Confronted with the grim necessity of European economic reform, many economists trot out Sweden as proof that counter to conventional wisdom, big government and economic growth can peacefully coexist. The Swedish economy has often been compared to a bumblebee, whose ability to fly can only be explained by its ignorance of aerodynamics and physics.
Proponents of the Swedish model cheer the flight of the bumblebee, whooping: It can fly! It can fly!
Yet Sweden and other European countries, with their rigid labor markets and bloated public sectors, have created social and economic exclusion. Failure to expand economic freedom in these countries will impede their ability to grow and develop on par with global peers. More than half of Sweden’s 50 largest companies were founded before World War I; only two were founded after 1970.
In true bumblebee fashion, Sweden is rich despite the welfare state. In the late 19th century, successive liberal governments introduced free establishment in different trades, abolished guilds and stripped the upper classes of economic privileges that had bled the economy dry. It was during this time that free trade was a badge of honor, and immigration and emigration was free for all. This era saw the birth of our most prosperous companies: SKF, Electrolux and Assa (later Assa Abloy). Sweden has a proud tradition of free market institutions, and it is market reforms, both in the late 19th century and in the mid-1990s, that explain our economic development.
When the Swedish social democrats were ousted last year after twelve years in power, observers who had touted Sweden as a welfare paradise on earth were inconsolable. Guardian columnist Polly Toynbee, who once lauded Sweden the best country in the world, wrote two days after the election:
“How can a good government lose power when the country is flourishing? With a rising growth rate of 5.6%, low interest rates, thriving manufacturing and exports…Sweden’s welfare system is the envy of the world.”
Perhaps, but that doesn’t mean it works properly. The Swedish system’s welfare weaknesses have become even more apparent in the wake of globalization and more intense international competition. Of five million working-age adults, one million remain outside the workforce, even though few are officially unemployed. In 1970 Sweden was the world’s 4th richest country; today we are number 14.
Europe is a both wealthy and a civilized part of the world. We have contributed historically with great inventions and institutions.
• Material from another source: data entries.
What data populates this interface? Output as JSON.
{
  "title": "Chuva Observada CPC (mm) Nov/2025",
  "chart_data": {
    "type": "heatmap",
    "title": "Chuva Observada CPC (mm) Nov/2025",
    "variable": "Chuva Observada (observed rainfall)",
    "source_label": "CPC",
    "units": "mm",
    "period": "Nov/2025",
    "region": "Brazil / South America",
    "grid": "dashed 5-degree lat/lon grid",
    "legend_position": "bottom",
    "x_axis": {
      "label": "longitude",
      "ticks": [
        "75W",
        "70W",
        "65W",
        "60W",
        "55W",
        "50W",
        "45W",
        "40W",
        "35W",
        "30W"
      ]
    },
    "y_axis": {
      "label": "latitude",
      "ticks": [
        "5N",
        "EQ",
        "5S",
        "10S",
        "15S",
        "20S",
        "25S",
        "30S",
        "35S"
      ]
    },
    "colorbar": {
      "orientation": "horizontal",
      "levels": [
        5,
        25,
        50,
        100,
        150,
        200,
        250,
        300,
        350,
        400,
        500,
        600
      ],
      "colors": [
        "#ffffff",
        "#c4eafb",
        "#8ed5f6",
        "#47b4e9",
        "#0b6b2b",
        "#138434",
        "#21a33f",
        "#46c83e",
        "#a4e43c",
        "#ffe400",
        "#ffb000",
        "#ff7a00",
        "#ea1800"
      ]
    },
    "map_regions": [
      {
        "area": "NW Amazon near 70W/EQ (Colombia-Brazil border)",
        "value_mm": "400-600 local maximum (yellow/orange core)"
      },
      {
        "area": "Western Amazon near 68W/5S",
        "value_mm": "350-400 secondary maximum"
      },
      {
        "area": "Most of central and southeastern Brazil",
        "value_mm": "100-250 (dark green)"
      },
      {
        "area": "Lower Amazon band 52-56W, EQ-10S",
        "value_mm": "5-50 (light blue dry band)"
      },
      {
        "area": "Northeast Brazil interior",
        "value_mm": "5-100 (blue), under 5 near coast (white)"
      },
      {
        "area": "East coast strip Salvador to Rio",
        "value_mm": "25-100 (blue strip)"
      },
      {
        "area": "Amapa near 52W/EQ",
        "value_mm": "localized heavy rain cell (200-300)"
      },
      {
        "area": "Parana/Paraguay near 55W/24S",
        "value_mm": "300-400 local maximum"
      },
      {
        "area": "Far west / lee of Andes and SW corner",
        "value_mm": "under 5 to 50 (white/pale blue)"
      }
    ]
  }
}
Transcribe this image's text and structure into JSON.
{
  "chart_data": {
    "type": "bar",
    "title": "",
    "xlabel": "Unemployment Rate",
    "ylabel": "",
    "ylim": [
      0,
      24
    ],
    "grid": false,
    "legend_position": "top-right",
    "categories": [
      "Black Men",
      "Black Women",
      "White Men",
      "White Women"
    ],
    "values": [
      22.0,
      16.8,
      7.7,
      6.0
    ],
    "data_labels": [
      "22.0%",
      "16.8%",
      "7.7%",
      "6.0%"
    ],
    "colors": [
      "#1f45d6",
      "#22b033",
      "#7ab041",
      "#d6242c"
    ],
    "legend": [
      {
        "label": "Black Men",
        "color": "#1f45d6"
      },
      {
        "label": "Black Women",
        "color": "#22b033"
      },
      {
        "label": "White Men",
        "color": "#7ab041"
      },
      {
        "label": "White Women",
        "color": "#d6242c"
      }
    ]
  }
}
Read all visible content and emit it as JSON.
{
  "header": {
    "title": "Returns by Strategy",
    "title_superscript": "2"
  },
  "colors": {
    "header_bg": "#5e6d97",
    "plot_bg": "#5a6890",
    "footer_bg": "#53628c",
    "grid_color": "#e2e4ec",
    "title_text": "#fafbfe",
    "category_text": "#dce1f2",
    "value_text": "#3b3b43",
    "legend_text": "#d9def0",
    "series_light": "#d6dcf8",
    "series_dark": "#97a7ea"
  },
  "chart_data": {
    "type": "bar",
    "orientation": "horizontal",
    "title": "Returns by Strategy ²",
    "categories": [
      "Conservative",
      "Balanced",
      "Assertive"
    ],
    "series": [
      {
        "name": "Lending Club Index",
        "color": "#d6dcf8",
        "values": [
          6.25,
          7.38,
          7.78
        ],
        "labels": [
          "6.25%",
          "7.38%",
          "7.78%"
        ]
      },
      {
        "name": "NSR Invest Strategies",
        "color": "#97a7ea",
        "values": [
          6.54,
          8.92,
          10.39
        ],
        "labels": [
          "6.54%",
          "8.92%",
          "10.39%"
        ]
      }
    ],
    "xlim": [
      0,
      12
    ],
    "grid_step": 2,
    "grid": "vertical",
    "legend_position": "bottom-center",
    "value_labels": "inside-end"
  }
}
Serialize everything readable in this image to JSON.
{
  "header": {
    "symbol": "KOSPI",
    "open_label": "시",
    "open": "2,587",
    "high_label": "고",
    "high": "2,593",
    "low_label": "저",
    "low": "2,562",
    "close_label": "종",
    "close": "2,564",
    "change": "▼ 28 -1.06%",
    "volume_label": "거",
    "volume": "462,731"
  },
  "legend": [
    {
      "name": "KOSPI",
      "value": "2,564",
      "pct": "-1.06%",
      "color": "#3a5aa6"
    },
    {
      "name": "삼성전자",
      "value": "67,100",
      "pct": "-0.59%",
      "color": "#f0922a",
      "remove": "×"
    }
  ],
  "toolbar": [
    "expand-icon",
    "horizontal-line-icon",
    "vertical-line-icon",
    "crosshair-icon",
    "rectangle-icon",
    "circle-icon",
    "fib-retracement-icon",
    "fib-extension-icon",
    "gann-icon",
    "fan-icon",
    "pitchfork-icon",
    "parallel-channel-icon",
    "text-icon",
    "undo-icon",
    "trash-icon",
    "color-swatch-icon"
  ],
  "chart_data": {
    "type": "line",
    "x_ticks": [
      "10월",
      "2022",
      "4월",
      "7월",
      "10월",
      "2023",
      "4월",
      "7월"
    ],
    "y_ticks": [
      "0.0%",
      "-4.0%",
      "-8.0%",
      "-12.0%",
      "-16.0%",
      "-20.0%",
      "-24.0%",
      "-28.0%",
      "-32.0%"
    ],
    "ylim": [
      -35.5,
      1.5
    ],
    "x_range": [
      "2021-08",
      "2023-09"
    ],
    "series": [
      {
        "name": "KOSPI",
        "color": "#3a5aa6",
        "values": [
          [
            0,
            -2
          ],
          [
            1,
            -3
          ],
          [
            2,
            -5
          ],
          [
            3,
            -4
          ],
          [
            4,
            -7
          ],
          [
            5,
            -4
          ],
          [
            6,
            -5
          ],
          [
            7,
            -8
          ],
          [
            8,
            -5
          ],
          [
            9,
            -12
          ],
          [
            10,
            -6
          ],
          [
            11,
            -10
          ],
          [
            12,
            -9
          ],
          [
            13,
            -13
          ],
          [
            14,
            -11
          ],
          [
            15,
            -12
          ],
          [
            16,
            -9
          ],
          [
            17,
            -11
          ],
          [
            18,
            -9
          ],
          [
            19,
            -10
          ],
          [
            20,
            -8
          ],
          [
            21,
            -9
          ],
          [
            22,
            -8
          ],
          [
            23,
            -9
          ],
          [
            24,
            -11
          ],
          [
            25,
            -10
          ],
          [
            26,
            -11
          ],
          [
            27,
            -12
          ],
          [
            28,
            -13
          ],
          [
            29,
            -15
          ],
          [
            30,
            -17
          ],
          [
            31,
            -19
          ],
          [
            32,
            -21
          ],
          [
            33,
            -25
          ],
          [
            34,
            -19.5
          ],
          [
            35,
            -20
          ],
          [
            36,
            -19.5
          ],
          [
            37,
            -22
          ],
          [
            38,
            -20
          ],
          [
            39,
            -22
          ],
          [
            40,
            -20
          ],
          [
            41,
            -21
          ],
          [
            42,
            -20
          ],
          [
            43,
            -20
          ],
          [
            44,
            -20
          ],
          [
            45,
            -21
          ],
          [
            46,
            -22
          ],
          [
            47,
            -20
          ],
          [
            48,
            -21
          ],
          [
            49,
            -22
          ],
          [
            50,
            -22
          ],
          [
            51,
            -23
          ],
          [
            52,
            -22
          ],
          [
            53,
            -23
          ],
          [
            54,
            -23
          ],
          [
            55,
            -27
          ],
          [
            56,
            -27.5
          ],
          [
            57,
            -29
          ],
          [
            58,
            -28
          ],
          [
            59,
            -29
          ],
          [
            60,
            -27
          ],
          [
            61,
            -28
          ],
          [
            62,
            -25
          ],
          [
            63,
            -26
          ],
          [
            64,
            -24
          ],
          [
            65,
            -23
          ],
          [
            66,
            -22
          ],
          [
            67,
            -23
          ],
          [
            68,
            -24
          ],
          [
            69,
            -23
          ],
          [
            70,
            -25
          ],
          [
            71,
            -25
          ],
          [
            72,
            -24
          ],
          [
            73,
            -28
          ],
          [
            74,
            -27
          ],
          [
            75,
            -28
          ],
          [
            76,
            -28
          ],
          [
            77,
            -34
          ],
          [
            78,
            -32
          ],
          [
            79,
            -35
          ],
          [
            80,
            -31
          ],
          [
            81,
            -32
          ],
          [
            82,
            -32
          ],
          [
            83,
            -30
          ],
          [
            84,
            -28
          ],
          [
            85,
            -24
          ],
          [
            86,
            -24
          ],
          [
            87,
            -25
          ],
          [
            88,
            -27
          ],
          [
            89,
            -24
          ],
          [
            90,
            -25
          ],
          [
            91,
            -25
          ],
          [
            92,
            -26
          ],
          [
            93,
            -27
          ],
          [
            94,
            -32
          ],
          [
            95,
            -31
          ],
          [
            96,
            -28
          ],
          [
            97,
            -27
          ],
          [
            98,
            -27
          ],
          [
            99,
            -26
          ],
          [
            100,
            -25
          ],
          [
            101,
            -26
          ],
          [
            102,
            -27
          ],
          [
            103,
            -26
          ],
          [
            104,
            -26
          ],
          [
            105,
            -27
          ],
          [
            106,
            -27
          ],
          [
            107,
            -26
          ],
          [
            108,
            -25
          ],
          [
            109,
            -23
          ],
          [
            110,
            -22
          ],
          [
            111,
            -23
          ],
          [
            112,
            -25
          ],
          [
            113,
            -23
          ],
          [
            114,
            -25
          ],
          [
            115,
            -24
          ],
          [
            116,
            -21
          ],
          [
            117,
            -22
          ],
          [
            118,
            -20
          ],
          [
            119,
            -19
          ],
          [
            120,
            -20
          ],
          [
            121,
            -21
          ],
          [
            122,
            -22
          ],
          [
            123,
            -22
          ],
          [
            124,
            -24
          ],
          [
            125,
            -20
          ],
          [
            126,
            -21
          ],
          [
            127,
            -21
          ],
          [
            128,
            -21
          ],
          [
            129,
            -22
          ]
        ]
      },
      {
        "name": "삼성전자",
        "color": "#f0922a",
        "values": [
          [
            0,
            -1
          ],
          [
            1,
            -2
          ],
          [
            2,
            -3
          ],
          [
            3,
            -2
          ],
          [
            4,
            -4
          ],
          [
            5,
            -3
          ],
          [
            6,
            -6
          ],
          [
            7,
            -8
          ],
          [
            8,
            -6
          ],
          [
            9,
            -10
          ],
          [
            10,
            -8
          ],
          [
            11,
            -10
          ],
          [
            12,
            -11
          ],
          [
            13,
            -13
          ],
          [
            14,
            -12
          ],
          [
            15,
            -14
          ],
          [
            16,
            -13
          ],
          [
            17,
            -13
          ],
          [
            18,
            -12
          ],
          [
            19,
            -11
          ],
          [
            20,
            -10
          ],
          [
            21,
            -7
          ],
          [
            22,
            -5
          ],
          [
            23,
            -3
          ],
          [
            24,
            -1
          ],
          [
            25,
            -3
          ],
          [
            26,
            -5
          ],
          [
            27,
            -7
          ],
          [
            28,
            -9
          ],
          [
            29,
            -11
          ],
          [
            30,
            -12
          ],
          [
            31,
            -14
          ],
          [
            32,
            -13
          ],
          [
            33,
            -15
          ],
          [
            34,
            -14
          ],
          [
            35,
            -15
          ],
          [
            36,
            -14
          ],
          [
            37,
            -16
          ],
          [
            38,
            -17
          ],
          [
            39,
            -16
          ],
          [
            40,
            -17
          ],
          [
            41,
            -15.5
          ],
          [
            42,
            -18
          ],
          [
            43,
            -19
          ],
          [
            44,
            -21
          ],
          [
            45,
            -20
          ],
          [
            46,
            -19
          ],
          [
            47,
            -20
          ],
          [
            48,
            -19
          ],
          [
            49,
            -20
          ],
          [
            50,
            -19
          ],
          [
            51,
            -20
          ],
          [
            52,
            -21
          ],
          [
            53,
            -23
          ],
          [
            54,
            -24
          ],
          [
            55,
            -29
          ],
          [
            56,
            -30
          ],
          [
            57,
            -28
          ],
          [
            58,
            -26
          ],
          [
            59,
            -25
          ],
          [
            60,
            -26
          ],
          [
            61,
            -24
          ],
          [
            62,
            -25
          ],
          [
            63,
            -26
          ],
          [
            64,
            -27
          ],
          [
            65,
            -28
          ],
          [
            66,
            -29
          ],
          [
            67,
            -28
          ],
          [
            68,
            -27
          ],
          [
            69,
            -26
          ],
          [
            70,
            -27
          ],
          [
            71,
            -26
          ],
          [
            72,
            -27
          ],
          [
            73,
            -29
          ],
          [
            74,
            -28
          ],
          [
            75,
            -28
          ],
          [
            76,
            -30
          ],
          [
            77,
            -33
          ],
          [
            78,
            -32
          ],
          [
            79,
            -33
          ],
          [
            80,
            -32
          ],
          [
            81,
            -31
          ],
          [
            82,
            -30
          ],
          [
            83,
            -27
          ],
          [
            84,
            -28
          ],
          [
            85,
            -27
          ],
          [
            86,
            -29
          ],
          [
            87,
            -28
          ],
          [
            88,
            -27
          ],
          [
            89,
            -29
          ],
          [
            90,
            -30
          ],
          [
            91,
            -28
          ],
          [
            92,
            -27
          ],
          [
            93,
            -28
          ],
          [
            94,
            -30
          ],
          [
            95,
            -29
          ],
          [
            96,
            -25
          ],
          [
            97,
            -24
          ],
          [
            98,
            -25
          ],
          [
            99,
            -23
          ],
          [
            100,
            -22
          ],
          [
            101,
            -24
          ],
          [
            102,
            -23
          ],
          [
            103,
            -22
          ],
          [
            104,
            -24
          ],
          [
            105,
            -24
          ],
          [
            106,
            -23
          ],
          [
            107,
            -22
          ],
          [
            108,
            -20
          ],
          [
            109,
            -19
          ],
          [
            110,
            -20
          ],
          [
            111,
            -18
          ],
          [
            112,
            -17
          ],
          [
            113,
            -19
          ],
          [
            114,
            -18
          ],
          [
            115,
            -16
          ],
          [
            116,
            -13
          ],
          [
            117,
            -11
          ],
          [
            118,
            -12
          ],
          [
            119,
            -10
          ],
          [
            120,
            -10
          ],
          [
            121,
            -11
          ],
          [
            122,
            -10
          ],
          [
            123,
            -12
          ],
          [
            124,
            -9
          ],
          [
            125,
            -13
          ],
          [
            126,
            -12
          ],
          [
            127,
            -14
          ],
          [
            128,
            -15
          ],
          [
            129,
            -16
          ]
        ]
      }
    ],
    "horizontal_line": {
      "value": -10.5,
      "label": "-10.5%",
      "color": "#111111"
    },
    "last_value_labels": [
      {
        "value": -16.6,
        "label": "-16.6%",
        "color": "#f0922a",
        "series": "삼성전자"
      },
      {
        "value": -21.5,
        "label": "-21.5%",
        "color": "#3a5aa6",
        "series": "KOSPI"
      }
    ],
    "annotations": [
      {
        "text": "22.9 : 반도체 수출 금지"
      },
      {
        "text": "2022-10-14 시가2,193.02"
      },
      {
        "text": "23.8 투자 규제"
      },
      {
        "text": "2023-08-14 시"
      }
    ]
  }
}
Europe was also the first part of the world to become prosperous. But that doesn’t mean the future is footloose and fancy-free. Now competition, the number one wealth creator, is under attack. The fact that the EU is spending $110 billion per annum on farming subsidies and only $9.3 billion on development aid, when abolished subsidies would be better for starving nations, is beyond stupidity.
If Europe is to remain the focal point of western prosperity, it must accept what most Swedish governments for more than a century have held for true: that free trade is the source of wealth for consumers and business, and that it is the vent of fresh air that the oxygen-starved countries in the developing world require.
There are certainly lessons that Europe can learn from Sweden. But expanding government and limiting competition should not be among them.
Maria Rankka is President of Timbro, a Swedish free market think tank. She has written books concerning the emerging European tigers Estonia and Ireland, and the social dimensions and impacts of high taxation on individuals. Prior to Timbro Maria was a partner in a fast-growing public relations firm and before that she worked for the Moderate party, which is now in government.
Related Materials from the Atlantic Community
- Christine Otsver says Get Moving, Europe!
- Heino Fassbender writes Don’t Blame the Welfare State for US-EU Productivity Gap
- William L. Silber asks Will the Euro Dethrone the Dollar?



September 28, 2007
Donald Stadler, Self-employed, Diamond Contributor (1052)
Perhaps, but that doesn’t mean it works properly. "
Sweden seems to be everything to everyone, I think because it's historically true Keynesian macroeconomic policy is absolutely unique among the world's nations.
At the peak of the Swedish business cycle Sweden tends to appear as a world-beater leading many to ask why everyone doesn't adopt the Swedish system! In the economic trouphs Sweden looks certain to sink beneath the waves. I recall debating whether Sweden was better off than Mississippi a few years ago, possibly during one of the troughs. Possibly not given the slippage Ms. Rankka notes. This is a significan comparison because Mississippi ranks last or next to last among the 50 US states in almost any measure of social or economic welfare one cares to consult. If a european 'star' like Sweden cannot do better than that can it's system be considered to work well?
I eventually concluded that I simply don't know enough about Sweden (or about Mississippi for that matter) to know for certain. I think the only way to resolve the question might be to compare Sweden with Mississippi over an entire business cycle peak to peak and trough to trough.
Neither perception is true, I think.